The Stumptown Steam Threshers Club Report of their annual
threshing which was held at the Laizure farm located on Route 519,
four miles west of New Athens, Ohio, on Saturday, September 8,
1962. It being a beautiful day for the occasion gave a large
attendance.
The morning was mostly taken up meeting old and new
registering. We then got ready for the threshing which took place
after lunch using Ray Laizure’s Champion Separator hand fed and
slat stacker belted to his Frick Engine. Oats were threshed and at
the same time bailed the straw using J. H. Holmes’s John Dere
bailer belted to his Huber engine. Then Ray’s Case Separator
with feeder and wind stacker belted to W. C. Dunlap’s Case
engine did the next load. Then Ray’s Russell engine showed up
for the next load. Then Ray’s advance Rumley came along, got in
the belt to finish. All created great interest to the spectators,
especially the older ones as did the young to see the steam engines
as they puffed along with their smooth rhythm sound.
There were five large steam traction engines and one miniature
engine. There were several miniature stationary steam engines of
which Howard Glenn and Mr. Ablosum from Martins Ferry, Ohio, along
with Allen Baker from Dunee, Ohio, all showed some nice work.
Russell Gay from Waynesburg, Pa. had his one fifth scale Frick
traction steamed up and it created a lot of interest. George Richey
and Don Davis of New Concord, Ohio, had a nice display of gasoline
engines all painted and running. Ralph Bowden from Zanesville,
Ohio, had his Universal Moline Tractor going also. Harry Moo-maw of
Dover, Ohio, had his fan there and the engines one time or other
were belted to it, of which is always of great interest to
spectators.
The Club wishes to express appreciation to the ladies at the
registration stand, the gentlemen who parked the cars, the band
mothers of New Athens at the concession stand, and the fire
department of New Athens for their part in furnishing water for the
engines, that helped to make it a success.

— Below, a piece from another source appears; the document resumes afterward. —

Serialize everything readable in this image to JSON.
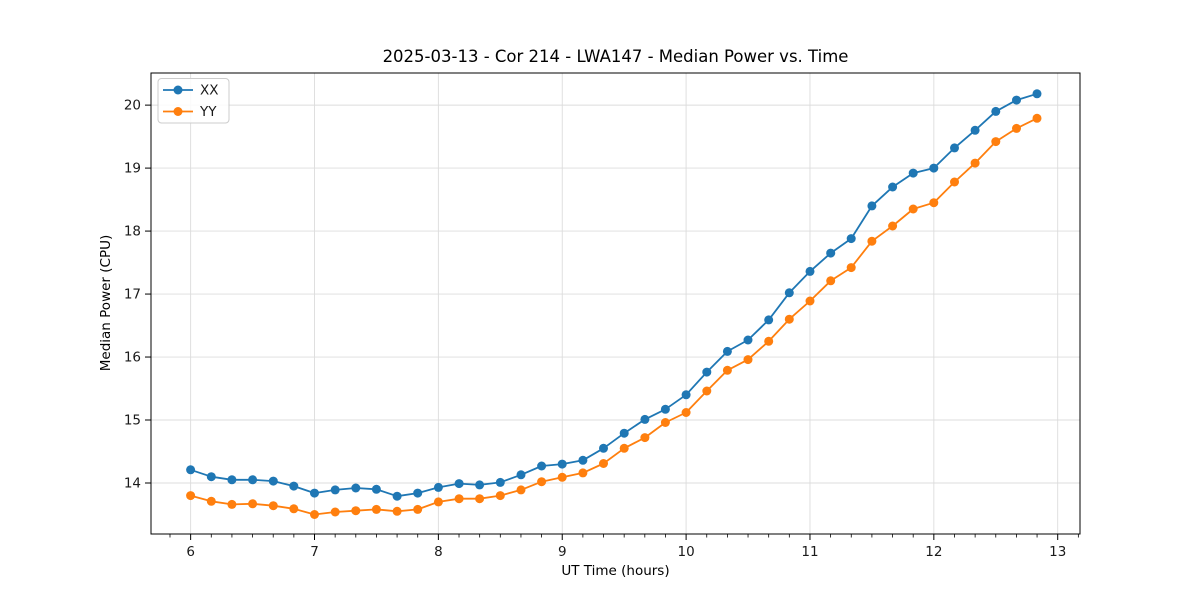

The club takes this day to greet their old friends and make new
ones and turn back the pages of time, get the old engines out and
other equipment of their time, fire up to smell the the smoke and
the aroma of hot steam cylinder oil, thresh some grain as they did
when they served their purpose so well to make our nation strong
and free. But progress has caused them to step aside and make way
for more modern, more compact, time and labor saving machines.